An additional text message was sent in bad Hebrew that said, “If Gaza is attacked, then the life of the Zionists will be hell.”
Meanwhile, an email message from the same source was received purporting to be from the “Israel Defense” website reminding that Sheikh Ahmed Yassin was assassinated ten years earlier and that his death would be avenged. Some of the text messages also warned Israelis of Qassam rockets, followed by the warning: “If you want life, leave this country.”
Hamas activists are believed to hacked into the news website, “Israel Defense,” which is available in both English and Hebrew. The following message was posted there: “Ten years ago, Zionist Helicopters launched three missiles, killing our beloved Sheikh Ahmed Yassin as he leaves the mosque after morning prayers. This is to remind you that we don’t forget the blood of our sheik. We swear again to take revenge, and this time by taking off the head of your leaders.”
At least two of the messages were sent from a telephone number whose area code was once used by career Israeli army officers. The area code was provided by the communications firm MIRS, but was canceled after the Israel Defense Forces (IDF) switched carriers. IDF sources said the military had information on which cell phone users received the threatening messages. The numbers were for phones that belong to individuals who had registered for a conference on cybersecurity organized by “Israel Defense,” an indication that the hackers were able to access registrants’ personal information that included their cell phone numbers.

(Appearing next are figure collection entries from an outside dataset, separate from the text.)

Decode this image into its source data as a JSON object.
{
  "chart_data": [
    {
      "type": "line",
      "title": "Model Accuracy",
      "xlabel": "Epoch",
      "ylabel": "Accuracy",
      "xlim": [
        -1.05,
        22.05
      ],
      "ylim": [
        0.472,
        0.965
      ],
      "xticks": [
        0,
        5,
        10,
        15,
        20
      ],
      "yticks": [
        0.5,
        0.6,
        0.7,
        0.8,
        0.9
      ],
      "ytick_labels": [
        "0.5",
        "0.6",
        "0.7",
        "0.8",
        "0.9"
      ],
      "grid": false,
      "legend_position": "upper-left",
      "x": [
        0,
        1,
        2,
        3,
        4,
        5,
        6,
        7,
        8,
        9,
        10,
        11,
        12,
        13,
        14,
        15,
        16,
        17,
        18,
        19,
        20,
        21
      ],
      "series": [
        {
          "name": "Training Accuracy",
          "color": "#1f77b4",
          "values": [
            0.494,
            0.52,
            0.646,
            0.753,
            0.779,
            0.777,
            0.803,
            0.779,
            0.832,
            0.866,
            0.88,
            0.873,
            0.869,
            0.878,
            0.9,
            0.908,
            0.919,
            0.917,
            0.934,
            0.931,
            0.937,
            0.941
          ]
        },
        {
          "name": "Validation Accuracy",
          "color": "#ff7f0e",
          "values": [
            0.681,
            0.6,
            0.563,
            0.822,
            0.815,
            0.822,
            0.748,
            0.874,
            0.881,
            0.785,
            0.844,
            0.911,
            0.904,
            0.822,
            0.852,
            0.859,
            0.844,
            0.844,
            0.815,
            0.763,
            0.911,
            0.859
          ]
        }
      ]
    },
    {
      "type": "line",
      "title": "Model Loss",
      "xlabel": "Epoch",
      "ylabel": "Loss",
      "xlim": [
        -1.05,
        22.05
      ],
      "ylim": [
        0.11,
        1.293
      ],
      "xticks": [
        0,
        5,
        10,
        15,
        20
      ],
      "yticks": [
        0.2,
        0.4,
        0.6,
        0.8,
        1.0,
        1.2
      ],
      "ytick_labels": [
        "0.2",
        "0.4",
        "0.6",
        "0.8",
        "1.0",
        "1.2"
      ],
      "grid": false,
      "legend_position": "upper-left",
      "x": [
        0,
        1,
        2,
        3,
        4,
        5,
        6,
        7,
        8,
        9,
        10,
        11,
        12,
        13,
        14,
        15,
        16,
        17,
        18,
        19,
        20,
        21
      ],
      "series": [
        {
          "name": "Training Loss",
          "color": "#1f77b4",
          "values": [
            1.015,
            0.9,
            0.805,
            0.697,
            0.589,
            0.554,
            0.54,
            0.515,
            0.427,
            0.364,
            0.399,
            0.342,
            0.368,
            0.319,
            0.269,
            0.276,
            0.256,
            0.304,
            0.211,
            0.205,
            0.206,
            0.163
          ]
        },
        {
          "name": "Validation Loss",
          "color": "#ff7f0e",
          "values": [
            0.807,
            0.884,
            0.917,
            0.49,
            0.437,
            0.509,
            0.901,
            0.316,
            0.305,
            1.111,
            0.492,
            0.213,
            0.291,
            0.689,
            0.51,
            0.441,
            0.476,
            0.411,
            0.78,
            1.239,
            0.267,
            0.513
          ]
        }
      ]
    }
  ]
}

Other journalists who received the text messages from Hamas included New York Times bureau chief Jodi Rudoren and correspondents of the Los Angeles Times and Washington Post. Ruth Eglash, the Post’s correspondent, said she tried calling the number to the phone from which the text messages had been sent but got a buzzing sound.
The Foreign Press Association in Israel condemned "in the strongest of terms" the text messages purportedly sent by Hamas to hundreds of Israeli cell phone users, including dozens of journalists.
The association, which represents international media in Israel, claims the threats sent to phones included "direct threats to our members including one from 'kill you' that said 'Hamas ... In the next war all of Palestine will be returned,’' and one from a phone number beginning with the digits 057 that said 'Al-Qassam has chosen you to be the next Shalite ... Be Ready.’